Through the notice of a detainer, the law provides that the defendant is informed of his right to request a speedy trial on the pending out-of-state charges, although as a practical matter, the defendant often doesn’t realize the need to exercise this right.
If the State of Florida can prove that it lodged a detainer against the defendant, then the defendant can seek a dismissal of the charges by showing that the State violated his or her constitutional right to a speedy trial when it waits too long before prosecuting the case.
The United States Supreme Court has determined that “the 180-day time period in Article III(a) of the IADA does not commence until the prisoner’s request for final disposition of the charges against him has actually been delivered to the court and prosecuting officer of the jurisdiction that lodged the detainer against him.” Fex v. Michigan, 507 U.S. 43, 52 (1993).

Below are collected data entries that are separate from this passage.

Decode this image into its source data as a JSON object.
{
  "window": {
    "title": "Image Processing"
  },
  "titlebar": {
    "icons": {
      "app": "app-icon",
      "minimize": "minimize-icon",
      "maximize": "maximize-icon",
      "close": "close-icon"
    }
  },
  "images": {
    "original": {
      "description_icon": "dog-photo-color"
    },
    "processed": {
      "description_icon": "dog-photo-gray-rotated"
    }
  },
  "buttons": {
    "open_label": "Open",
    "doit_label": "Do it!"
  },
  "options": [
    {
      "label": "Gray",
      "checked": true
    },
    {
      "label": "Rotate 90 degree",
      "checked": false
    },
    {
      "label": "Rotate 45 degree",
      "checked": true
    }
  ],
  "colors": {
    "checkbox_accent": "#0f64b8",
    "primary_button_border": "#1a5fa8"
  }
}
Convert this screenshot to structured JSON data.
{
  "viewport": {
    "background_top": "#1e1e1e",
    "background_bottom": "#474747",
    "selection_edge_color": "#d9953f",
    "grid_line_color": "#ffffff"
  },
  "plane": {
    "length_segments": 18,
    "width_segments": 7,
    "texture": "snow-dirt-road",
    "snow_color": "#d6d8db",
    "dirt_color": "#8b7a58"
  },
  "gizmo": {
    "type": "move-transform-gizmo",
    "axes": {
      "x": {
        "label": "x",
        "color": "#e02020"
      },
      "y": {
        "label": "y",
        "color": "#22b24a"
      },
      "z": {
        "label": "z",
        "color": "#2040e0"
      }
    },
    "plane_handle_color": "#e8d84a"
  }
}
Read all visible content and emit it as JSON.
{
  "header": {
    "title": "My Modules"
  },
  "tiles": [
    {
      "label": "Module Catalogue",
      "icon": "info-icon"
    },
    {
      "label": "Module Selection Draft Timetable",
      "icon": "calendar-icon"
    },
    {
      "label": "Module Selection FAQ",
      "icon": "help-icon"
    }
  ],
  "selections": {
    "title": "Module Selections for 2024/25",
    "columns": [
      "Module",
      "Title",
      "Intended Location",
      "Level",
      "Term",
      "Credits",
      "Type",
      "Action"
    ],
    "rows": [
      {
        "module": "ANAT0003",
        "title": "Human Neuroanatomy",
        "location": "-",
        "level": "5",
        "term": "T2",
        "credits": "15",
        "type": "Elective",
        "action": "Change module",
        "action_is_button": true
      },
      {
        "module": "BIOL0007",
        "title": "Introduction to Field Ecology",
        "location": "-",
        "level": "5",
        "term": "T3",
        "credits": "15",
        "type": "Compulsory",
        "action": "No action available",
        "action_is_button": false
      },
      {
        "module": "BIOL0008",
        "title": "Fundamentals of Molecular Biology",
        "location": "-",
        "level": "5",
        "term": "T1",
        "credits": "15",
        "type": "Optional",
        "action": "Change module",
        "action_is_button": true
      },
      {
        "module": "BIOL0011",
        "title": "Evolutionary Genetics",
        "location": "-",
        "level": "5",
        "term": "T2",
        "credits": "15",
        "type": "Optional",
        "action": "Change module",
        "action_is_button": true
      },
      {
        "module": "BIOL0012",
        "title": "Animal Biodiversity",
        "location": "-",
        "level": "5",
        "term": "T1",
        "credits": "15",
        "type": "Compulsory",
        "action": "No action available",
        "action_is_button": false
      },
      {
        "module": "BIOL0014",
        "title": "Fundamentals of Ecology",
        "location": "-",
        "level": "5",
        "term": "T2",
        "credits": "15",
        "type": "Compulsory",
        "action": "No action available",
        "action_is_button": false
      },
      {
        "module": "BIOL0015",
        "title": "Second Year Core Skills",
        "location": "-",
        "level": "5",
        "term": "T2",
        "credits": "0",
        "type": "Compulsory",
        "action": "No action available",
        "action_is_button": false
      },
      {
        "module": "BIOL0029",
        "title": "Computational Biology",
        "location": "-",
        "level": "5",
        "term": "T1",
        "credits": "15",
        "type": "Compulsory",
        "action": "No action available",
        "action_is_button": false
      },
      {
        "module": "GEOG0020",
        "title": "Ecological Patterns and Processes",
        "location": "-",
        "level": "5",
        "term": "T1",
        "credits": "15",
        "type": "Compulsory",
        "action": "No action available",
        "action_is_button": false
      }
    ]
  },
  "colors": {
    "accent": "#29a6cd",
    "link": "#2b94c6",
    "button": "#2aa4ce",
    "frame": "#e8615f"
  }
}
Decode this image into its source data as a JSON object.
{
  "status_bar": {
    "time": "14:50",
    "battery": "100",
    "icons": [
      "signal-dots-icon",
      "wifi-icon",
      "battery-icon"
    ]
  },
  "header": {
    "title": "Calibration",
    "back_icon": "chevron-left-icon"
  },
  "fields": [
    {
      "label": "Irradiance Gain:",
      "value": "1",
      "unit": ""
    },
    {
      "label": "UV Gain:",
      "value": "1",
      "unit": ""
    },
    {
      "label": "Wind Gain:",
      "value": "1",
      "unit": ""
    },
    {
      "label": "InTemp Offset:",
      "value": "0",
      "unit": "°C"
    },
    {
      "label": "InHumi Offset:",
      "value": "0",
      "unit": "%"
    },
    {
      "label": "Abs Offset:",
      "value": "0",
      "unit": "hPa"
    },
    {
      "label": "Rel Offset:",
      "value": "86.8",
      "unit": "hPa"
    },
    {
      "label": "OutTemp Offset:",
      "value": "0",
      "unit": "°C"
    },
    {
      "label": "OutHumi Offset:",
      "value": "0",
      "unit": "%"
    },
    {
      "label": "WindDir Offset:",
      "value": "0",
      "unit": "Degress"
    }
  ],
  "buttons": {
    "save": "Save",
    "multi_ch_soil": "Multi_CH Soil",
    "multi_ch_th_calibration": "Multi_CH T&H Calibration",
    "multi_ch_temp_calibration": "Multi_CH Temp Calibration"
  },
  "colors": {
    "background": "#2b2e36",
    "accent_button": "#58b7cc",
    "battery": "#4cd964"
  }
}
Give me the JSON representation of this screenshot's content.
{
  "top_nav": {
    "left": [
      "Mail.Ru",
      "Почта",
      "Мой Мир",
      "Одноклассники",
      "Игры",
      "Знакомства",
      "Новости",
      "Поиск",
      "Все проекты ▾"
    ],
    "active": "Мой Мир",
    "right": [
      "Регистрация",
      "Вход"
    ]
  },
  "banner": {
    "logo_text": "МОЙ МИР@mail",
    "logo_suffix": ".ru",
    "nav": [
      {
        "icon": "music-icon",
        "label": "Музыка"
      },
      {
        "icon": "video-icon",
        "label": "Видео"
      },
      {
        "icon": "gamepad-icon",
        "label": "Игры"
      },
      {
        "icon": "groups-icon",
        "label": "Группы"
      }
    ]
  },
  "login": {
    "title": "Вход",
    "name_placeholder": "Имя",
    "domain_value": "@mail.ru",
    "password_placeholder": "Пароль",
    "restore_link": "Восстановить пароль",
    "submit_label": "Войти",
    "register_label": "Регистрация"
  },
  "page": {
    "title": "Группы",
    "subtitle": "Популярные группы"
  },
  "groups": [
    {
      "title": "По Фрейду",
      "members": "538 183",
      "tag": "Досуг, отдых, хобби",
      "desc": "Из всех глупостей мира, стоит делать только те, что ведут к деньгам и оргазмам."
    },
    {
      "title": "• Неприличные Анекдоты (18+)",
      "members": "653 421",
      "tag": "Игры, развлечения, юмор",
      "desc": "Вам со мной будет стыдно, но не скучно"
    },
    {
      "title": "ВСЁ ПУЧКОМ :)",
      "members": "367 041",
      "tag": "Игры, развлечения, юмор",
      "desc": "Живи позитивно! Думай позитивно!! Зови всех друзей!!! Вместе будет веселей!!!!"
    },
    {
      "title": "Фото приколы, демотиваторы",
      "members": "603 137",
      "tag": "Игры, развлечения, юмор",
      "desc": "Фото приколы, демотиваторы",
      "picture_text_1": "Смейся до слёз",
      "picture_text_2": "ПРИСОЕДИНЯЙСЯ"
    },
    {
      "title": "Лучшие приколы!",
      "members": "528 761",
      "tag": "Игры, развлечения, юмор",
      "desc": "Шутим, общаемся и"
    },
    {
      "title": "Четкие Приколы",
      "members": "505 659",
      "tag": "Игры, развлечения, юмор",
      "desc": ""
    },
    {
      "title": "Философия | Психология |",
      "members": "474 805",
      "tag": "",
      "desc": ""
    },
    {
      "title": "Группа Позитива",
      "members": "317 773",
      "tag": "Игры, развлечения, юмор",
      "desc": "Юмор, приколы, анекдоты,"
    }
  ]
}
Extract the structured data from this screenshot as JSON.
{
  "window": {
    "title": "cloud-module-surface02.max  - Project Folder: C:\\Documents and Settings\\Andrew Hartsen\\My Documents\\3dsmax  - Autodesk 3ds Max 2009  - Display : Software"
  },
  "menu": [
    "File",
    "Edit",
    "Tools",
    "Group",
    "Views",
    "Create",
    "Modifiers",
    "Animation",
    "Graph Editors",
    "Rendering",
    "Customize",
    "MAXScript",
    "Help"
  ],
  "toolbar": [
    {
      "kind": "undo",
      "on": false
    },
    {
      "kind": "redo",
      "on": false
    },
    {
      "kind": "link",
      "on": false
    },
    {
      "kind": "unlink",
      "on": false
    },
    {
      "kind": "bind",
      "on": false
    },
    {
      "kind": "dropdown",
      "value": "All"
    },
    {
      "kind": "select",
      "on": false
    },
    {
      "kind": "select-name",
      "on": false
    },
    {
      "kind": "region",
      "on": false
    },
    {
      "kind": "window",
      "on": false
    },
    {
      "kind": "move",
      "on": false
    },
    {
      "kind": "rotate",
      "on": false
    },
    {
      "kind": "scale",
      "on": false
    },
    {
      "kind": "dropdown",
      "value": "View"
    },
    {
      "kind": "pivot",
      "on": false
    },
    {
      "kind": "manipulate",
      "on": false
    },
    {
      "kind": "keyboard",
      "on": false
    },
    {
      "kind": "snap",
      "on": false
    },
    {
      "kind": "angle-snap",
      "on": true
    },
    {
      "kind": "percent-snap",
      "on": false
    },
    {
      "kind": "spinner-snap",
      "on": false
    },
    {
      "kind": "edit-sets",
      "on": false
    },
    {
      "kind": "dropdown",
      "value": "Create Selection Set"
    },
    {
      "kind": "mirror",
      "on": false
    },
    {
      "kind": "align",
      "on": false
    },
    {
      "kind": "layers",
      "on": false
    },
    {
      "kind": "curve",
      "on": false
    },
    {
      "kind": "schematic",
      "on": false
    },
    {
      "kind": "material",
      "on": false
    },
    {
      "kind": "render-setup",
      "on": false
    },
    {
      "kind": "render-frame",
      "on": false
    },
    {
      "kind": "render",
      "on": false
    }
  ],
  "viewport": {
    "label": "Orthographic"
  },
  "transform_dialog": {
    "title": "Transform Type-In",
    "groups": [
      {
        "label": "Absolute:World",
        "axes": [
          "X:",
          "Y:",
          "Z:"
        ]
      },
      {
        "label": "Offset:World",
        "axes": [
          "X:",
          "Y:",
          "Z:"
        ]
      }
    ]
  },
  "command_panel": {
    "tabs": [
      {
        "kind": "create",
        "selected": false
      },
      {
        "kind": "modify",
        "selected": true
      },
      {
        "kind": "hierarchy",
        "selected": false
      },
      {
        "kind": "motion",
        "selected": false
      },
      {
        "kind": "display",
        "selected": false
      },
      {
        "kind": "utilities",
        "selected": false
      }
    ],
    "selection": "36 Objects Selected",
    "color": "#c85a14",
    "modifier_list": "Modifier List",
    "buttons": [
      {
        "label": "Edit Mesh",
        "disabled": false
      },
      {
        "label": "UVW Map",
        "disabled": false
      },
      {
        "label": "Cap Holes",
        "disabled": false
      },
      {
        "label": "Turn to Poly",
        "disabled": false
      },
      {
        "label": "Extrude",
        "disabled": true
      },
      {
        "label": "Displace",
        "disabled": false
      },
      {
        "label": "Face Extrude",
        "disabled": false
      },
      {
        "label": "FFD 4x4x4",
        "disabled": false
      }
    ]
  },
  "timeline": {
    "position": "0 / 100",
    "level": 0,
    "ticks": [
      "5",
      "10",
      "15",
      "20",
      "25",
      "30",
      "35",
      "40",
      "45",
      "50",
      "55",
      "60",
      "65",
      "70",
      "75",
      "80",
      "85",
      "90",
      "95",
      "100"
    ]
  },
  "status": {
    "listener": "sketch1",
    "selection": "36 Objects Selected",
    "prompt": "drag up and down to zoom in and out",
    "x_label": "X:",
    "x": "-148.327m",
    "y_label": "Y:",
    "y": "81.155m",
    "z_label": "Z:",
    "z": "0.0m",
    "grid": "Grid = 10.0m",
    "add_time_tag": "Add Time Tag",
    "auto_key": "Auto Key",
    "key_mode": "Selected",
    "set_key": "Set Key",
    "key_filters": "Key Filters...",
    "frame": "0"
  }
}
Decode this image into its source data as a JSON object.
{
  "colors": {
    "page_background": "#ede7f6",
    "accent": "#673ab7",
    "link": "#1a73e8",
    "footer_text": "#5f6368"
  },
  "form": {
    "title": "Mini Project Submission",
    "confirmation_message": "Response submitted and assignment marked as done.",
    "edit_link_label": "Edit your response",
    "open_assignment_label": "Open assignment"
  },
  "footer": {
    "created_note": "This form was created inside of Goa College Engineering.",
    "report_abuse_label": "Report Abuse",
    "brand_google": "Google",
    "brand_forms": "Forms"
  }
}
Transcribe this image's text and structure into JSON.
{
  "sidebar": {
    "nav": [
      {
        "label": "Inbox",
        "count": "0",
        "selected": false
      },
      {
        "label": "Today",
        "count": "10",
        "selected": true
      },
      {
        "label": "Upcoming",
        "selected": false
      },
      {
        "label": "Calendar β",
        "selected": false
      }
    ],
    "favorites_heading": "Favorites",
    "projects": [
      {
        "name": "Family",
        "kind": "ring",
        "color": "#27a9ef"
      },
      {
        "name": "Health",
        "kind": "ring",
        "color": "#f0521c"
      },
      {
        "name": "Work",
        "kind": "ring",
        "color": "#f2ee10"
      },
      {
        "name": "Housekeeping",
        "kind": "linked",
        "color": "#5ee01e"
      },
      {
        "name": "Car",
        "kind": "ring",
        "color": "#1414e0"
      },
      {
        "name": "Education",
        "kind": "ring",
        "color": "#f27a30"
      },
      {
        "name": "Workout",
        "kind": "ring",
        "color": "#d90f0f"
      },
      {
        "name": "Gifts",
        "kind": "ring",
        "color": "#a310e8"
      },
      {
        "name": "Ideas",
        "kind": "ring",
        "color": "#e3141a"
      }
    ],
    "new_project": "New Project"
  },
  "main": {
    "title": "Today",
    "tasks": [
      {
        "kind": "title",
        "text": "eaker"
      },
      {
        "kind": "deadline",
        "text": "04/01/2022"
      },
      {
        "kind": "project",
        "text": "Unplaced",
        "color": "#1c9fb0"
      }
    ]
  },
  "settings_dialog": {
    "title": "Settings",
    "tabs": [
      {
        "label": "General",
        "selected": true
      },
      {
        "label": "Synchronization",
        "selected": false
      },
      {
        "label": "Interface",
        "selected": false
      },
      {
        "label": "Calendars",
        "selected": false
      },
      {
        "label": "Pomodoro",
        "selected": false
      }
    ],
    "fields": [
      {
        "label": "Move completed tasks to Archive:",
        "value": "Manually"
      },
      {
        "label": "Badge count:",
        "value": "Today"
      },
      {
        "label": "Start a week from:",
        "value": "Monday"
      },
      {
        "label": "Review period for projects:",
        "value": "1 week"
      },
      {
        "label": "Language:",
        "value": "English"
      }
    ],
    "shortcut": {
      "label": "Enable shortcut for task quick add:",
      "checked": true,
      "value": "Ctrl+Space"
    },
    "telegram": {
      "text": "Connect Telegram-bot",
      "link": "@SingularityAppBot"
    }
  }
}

The State has the burden to prove that it lodged a detainer against appellant and when the detainer was lodged. In other words, if the defense counsel can show during the hearing that the State did not properly lodge a detainer against the defendant while he was incarcerated out of state, then at that point, the State has the burden to prove that it had filed a detainer against the defendant in a timely manner.
For example, in Howell, 418 So. 2d at 1173, the court noted “[t]he burden to account for such [prosecutorial] delay, however, is decidedly upon the prosecution”. In Niles, 120 So. 3d at 664, the court found that “ ‘[b]ecause the prosecutor and the court have an affirmative constitutional obligation to try the defendant in a timely manner . . . the burden is on the prosecution to explain the cause of the pretrial delay.’ ” (quoting United States v. Ingram, 446 F.3d 1332, 1337 (11th Cir. 2006)).
In some cases, the State Attorney’s Office will have a policy not to extradite out-of-state defendants, but rather to allow their detainers to remain intact until their out-of-state sentences have expired.
The IADA is a compact entered into by forty-eight States, the District of Columbia, Puerto Rico, the Virgin Islands, and the United States. Monroe v. State, 978 So. 2d 177, 179 (Fla. 2d DCA 2007). The act presumes that prison treatment and rehabilitation programs are negatively impacted by a prisoner’s lengthy absence from a jurisdiction in connection with outstanding charges.
To counter problems with the negative impact on the prisoner, the IADA encourages the expeditious and orderly disposition of any and all detainers based on untried indictments, informations, or complaints. See § 941.45(I), Fla. Stat.
The purpose fo the IADA was to prevent the obstruction of programs of treatment or rehabilitation frustrated by long absences in connection with successive proceedings related to pending charges in another jurisdiction.
The act is intended to prevent difficulties in securing speedy trials of persons incarcerated in other jurisdictions and to minimize the time during which there is an inherent danger that a prisoner may forego preferred treatment or rehabilitation benefits.
(a) Whenever a person has entered upon a term of imprisonment in a penal or correctional institution of a party state, and whenever during the continuance of the term of imprisonment there is pending in any other party state any untried indictment, information, or complaint on the basis of which a detainer has been lodged against the prisoner, he or she shall be brought to trial within 180 days after the prisoner shall have caused to be delivered to the prosecuting officer and the appropriate court of the prosecuting officer’s jurisdiction written notice of the place of his or her imprisonment and the prisoner’s request for a final disposition to be made of the indictment, information, or complaint . . . .
The request of the prisoner shall be accompanied by a certificate of the appropriate official having custody of the prisoner, stating the term of commitment under which the prisoner is being held, the time already served, the time remaining to be served on the sentence, the amount of good time earned, the time of parole eligibility of the prisoner, and any decisions of the state parole agency relating to the prisoner.
Id. Federal law governs the interpretation of the IADA, State v. Edwards, 509 So. 2d 1161, 1163 (Fla. 5th DCA 1987), which states it is to be “liberally construed so as to effectuate its purposes.” § 941.45(IX), Fla. Stat. (2011).
Neither the term “imprisonment” or the phrase “penal or correctional institution of a party state” is defined by the IADA.
The courts have described the phrase “term of imprisonment” as “that definable period of time during which a prisoner must be confined in order to complete or satisfy the [p]rison term or sentence which has been ordered.” United States v. Dobson, 585 F.2d 55, 58-59 (3d Cir. 1978). In Dobson, the court reasoned that because a pretrial detainee’s confinement is tentative and dependent upon a verdict at trial and imposition of sentence, the defendant has no “immediate interest” in institutional rehabilitation or treatment. Id.